Di
25
Jan
2011
Userverhalten - Die 90-9-1-Regel
Social Media und Web 2.0 werden ja gerne als Mitmachweb tituliert. Doch wie ist es eigentlich um das Mitmachen im Web gestellt? Wenn man eine Community, eine Facebook-Seite oder ein Blog hat, stellt man sich früher oder später die Frage, was man eigentlich in Bezug auf User-generated-Content erwarten kann.
Um sich einer Antwort auf diese Frage zu nähern, lohnt ein Blick auf die 90-9-1 Regel. Die 90-9-1 Regel wurde von dem Usability-Experten Jakob Nielsen aufgestellt. Er hat die Aktivitäten von Usern in Online-Communities und Sozialen Netzwerken untersucht. Die Kernaussage:
- 90% der User konsumieren nur (Lurkers).
- 9% beteiligen sich hin und wieder (Intermittent Contributors).
- 1% beteiligen sich häufig und sind für einen Großteil der Inhalte verantwortlich (1% Heavy Contributors).

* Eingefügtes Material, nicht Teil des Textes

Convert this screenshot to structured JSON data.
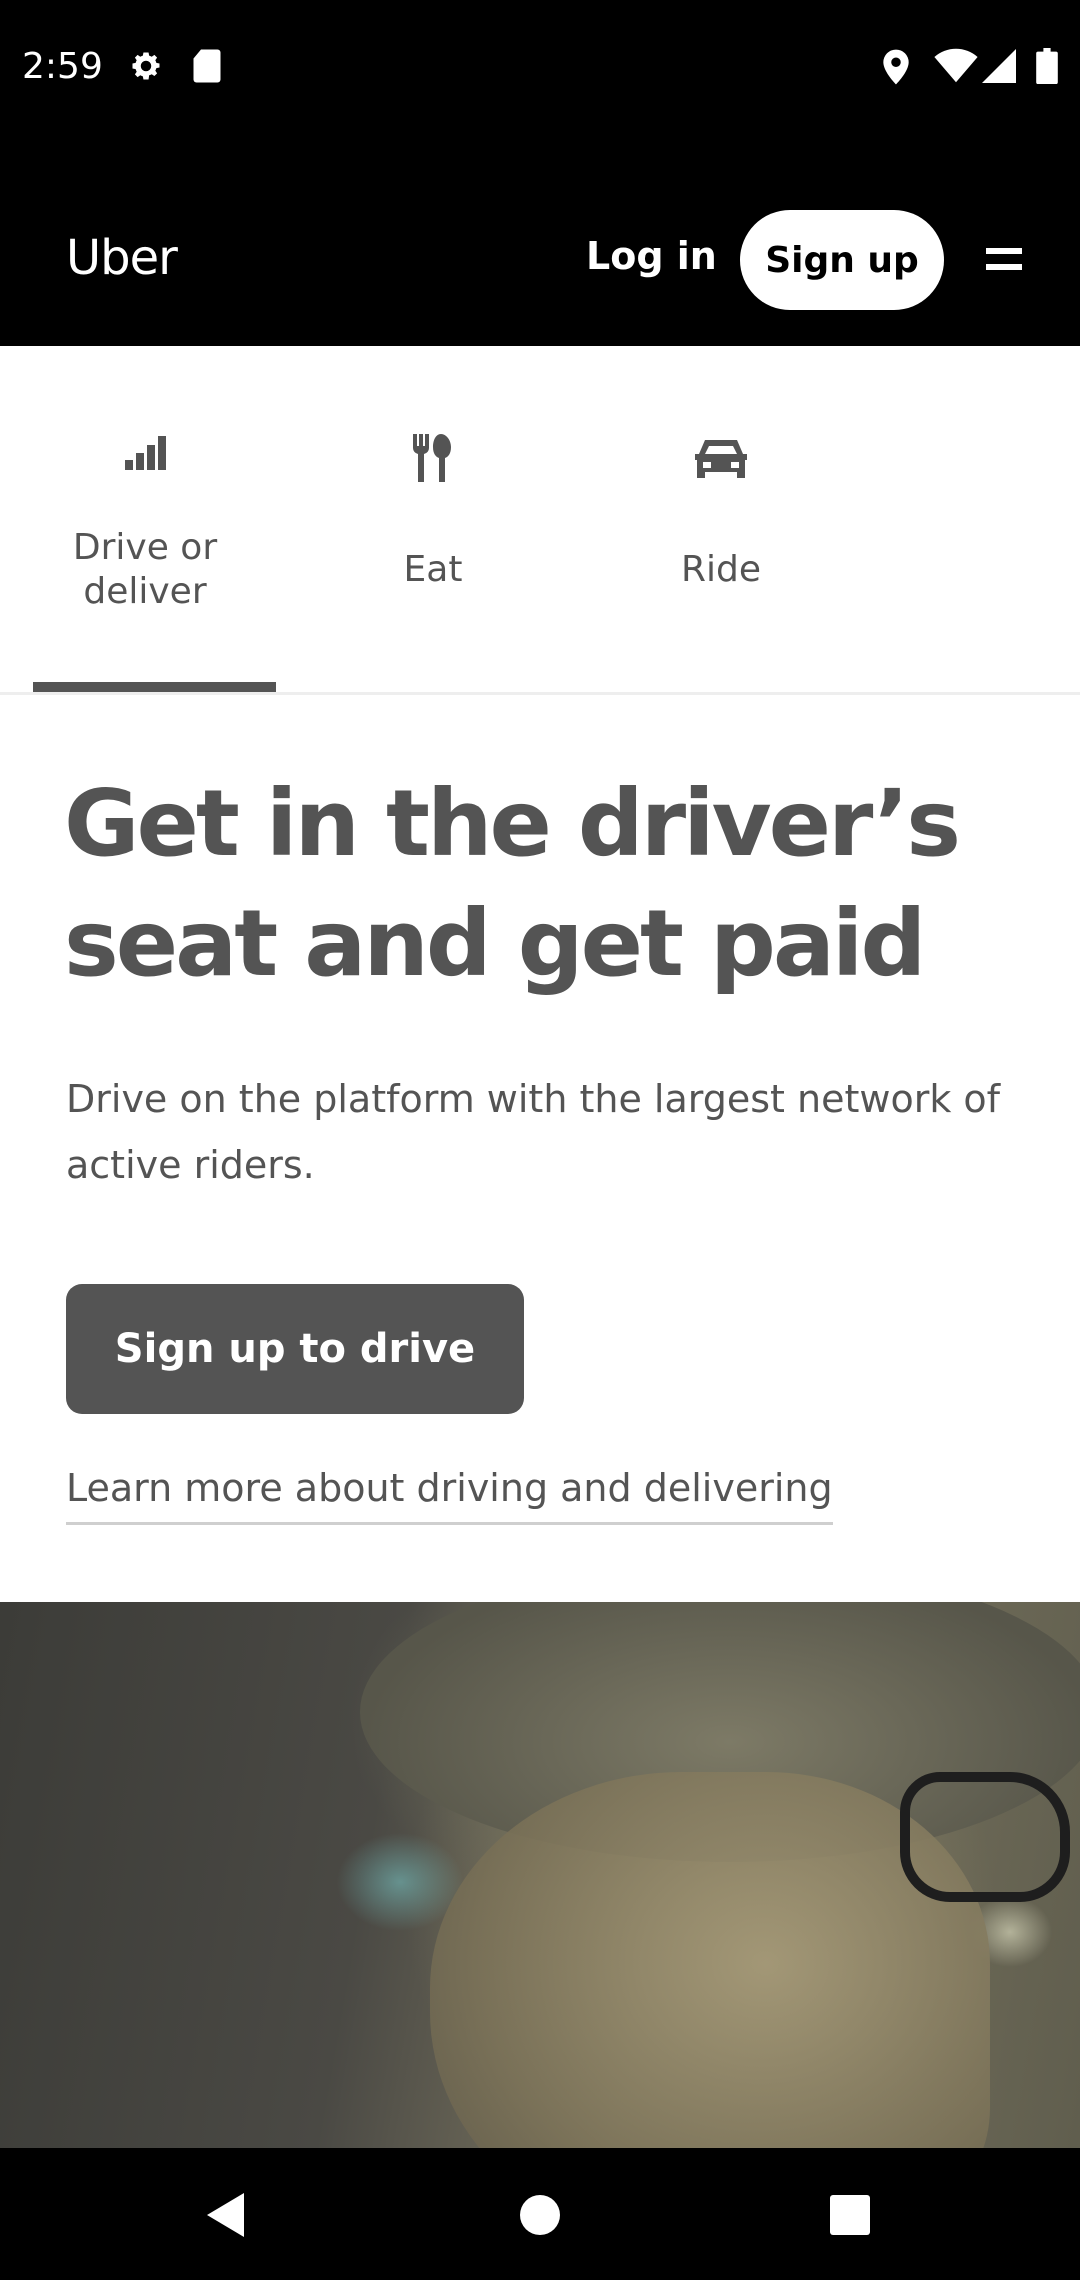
{
  "status_bar": {
    "time": "2:59",
    "icons": [
      "gear-icon",
      "sd-card-icon",
      "location-icon",
      "wifi-icon",
      "signal-icon",
      "battery-icon"
    ]
  },
  "header": {
    "logo": "Uber",
    "login_label": "Log in",
    "signup_label": "Sign up",
    "menu_icon": "hamburger-menu-icon"
  },
  "tabs": [
    {
      "label": "Drive or deliver",
      "icon": "bar-chart-icon",
      "selected": true
    },
    {
      "label": "Eat",
      "icon": "fork-knife-icon",
      "selected": false
    },
    {
      "label": "Ride",
      "icon": "car-icon",
      "selected": false
    }
  ],
  "main": {
    "headline": "Get in the driver’s seat and get paid",
    "subtext": "Drive on the platform with the largest network of active riders.",
    "cta_label": "Sign up to drive",
    "learn_more": "Learn more about driving and delivering"
  },
  "nav_bar": {
    "buttons": [
      "back-icon",
      "home-icon",
      "recents-icon"
    ]
  },
  "colors": {
    "header_bg": "#000000",
    "text_gray": "#545454",
    "button_gray": "#545454"
  }
}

Wenn diese Regel bereits fünf Jahre alt ist (im Internet eine Ewigkeit), stellt sich natürlich die Frage, ob diese Regel auch heute, im Jahre 2011, noch aktuell ist. Bei einer Recherche habe ich diesen Blogpost gefunden. Dieser sagt aus, dass sich in den Vereinigten Staaten, dieses Verhältnis in den letzten Jahren in Richtung 75-20-5 verschoben hat.
Für Deutschland wird hier die These aufgestellt, dass die Verteilung sogar eher zugunsten einer geringeren Teilnahme ausfällt:
- 94,5% der deutschen Internetnutzer sind Lurkers
- 5% der deutschen Internetnutzer sind From-Time-to-Time-Users
- 0,5% der deutschen Internetnutzer sind Power User
Dass es zwischen Deutschland und den USA einen Unterschied gibt, kann ich mir gut vorstellen, schließlich empfinde ich die Amerikaner allgemein als deutlich mitteilungsfreudiger als die Deutschen.
Ich selbst verfüge (noch) nicht über ausreichendes Zahlenmaterial, um belastbare Aussagen zu treffen. Mein persönlicher Eindruck bestätigt allerdings die Hauptaussage. Man braucht sich ja nur mal verschiedene Facebook-Seiten anzuschauen. Da gibt es Seiten mit mehreren Tausend Freunden und nur eine handvoll Menschen kommentiert Beiträge oder erstellt sogar Eigene.
Das ist ja auch in Ordnung so, denn jeder jeck ist anders und nicht jeder hat etwas zu sagen oder möchte seine Meinung kund tun. Ehrlich gesagt, interessiert mich die genaue prozentuale Verteilung auch nicht besonders. Für mich zählt hier die Hauptaussage, dass man nur von sehr wenigen Usern eine aktive Teilnahme erwarten kann. Nichtdestotrotz ist User-generated-Content eine feine Sache, ist er doch ein Indikator für das Interesse und die Bindung der User an die Community bzw. den Blog/die Webseite und ist auch aus Sicht der Suchmaschinenoptimierung nicht zu verachten.
Deshalb sollte man als Blogger/Communitymanager schon darüber nachdenken, wie man die User zu einer aktiveren Teilnahme motivieren kann. Zum Beispiel durch die Abschaffung von Barrieren (z.B. Kommentar auch ohne Anmeldung möglich) durch die Einbindung von einfachen interaktiven Elementen, in denen das Schreiben nicht im Vordergund steht (z.B. Umfragen) oder durch direkte Aufforderungen.